Once cooking water starts simmering, it can more easily penetrate the surface of the dried beans and fully cook them in a fraction of the time. Baking soda essentially levels the playing field in your pot, allowing beans to take on the moisture they need more uniformly, softening and expanding as they cook without bursting open or leaving you with an inconsistent finished product.

When to add baking soda and how much to use

There are two ways you can reap the benefits of baking soda when cooking dried beans. One is giving them a few hours to brine in baking soda and water, rinsing, and then boiling them in fresh water. Another is by adding a small amount of baking soda to a pot of water and beans and starting the cooking process straight away. While there's consensus that the ingredient improves the texture and reduces the cooking time of beans — potentially cutting it in half — preference on when specifically you add it varies based on where you fall in the larger bean soaking debate. Whichever approach you take, using baking soda will make cooking dried beans a more delicious, less time-consuming part of your life.

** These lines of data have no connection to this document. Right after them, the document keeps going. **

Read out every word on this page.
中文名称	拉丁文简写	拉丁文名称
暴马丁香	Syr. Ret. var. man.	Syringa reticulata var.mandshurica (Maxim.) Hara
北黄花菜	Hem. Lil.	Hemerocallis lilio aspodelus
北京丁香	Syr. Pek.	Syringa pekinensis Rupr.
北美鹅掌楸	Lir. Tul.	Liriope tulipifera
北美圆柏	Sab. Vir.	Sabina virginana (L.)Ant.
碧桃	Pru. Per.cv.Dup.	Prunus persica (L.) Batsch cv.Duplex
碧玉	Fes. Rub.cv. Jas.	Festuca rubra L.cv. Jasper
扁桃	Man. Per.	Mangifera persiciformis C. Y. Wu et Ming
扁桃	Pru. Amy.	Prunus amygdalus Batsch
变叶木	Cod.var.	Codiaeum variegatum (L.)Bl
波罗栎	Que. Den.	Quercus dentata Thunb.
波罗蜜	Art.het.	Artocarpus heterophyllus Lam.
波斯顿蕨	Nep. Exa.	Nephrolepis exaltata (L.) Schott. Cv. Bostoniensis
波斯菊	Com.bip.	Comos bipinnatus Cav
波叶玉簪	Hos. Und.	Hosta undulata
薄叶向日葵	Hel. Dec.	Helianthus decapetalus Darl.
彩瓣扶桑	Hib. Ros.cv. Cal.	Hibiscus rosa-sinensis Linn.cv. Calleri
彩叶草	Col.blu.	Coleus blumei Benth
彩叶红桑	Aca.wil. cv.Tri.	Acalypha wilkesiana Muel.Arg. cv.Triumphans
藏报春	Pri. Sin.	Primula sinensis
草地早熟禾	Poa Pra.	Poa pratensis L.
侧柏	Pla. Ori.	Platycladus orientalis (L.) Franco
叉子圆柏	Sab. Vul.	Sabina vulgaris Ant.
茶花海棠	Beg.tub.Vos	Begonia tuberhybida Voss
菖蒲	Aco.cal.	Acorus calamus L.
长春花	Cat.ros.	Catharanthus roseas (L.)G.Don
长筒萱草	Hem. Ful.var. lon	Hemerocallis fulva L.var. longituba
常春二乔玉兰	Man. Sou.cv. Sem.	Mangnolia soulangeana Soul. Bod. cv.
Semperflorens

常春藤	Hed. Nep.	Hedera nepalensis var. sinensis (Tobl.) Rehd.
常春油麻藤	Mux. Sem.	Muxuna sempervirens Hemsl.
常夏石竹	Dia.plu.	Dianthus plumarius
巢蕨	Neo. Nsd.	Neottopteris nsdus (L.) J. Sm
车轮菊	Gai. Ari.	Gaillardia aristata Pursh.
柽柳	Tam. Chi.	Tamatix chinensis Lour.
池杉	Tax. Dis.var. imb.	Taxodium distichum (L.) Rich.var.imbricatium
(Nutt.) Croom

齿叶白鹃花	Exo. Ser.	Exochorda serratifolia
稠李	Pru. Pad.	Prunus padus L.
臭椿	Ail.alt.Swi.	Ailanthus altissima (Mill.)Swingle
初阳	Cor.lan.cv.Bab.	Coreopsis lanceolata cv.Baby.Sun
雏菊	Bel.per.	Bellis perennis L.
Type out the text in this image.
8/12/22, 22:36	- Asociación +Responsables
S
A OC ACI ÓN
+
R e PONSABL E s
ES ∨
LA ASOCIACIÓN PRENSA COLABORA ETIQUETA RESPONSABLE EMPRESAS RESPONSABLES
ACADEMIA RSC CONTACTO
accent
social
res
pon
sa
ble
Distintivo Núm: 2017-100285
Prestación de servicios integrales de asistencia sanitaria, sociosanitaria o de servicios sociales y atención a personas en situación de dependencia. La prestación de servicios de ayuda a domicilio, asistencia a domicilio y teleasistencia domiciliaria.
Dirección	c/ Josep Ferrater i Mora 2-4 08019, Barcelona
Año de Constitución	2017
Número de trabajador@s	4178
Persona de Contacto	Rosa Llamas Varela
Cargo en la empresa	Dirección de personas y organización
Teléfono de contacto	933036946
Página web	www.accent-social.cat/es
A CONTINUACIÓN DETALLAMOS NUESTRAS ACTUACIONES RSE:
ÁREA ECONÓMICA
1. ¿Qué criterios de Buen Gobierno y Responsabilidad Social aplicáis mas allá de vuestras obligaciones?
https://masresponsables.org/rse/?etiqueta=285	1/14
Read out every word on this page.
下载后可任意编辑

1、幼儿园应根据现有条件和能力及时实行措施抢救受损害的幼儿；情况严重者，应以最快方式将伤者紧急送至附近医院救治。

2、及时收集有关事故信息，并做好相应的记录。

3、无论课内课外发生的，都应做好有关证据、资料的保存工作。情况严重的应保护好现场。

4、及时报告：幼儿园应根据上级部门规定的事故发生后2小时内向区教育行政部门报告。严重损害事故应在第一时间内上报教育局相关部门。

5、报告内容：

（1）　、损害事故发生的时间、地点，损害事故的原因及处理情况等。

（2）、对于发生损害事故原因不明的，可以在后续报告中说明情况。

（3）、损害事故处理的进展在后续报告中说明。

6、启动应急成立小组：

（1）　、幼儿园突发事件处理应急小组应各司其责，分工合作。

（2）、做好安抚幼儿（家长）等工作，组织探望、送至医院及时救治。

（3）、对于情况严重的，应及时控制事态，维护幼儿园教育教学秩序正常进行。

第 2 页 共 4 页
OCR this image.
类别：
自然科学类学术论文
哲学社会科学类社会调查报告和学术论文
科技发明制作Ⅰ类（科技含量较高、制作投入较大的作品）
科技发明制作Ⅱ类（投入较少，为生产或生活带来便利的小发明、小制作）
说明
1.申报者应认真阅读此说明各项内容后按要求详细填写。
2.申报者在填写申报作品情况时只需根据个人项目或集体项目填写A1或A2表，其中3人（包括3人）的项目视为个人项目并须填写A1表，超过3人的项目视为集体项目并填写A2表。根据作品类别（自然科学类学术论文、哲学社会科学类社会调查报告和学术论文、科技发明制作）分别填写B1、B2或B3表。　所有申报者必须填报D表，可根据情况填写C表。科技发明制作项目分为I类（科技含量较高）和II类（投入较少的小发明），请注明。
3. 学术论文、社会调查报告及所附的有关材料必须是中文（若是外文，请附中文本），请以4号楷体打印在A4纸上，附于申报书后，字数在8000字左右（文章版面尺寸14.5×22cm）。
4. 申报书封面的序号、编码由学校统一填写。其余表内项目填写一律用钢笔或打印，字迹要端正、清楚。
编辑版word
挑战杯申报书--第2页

But be careful with how much you add, though — more baking soda doesn't mean more creamy goodness. For one cup of dried beans, a good pinch is enough to yield the luscious results you're after. By adding too much, you risk imparting an unpleasant taste to the beans. And with all the energy you've put into preparing them, you don't want to risk it — less is more here. With these tips you can avoid the huge mistakes you're probably making with canned beans and choose this easy approach to creamy beans every time.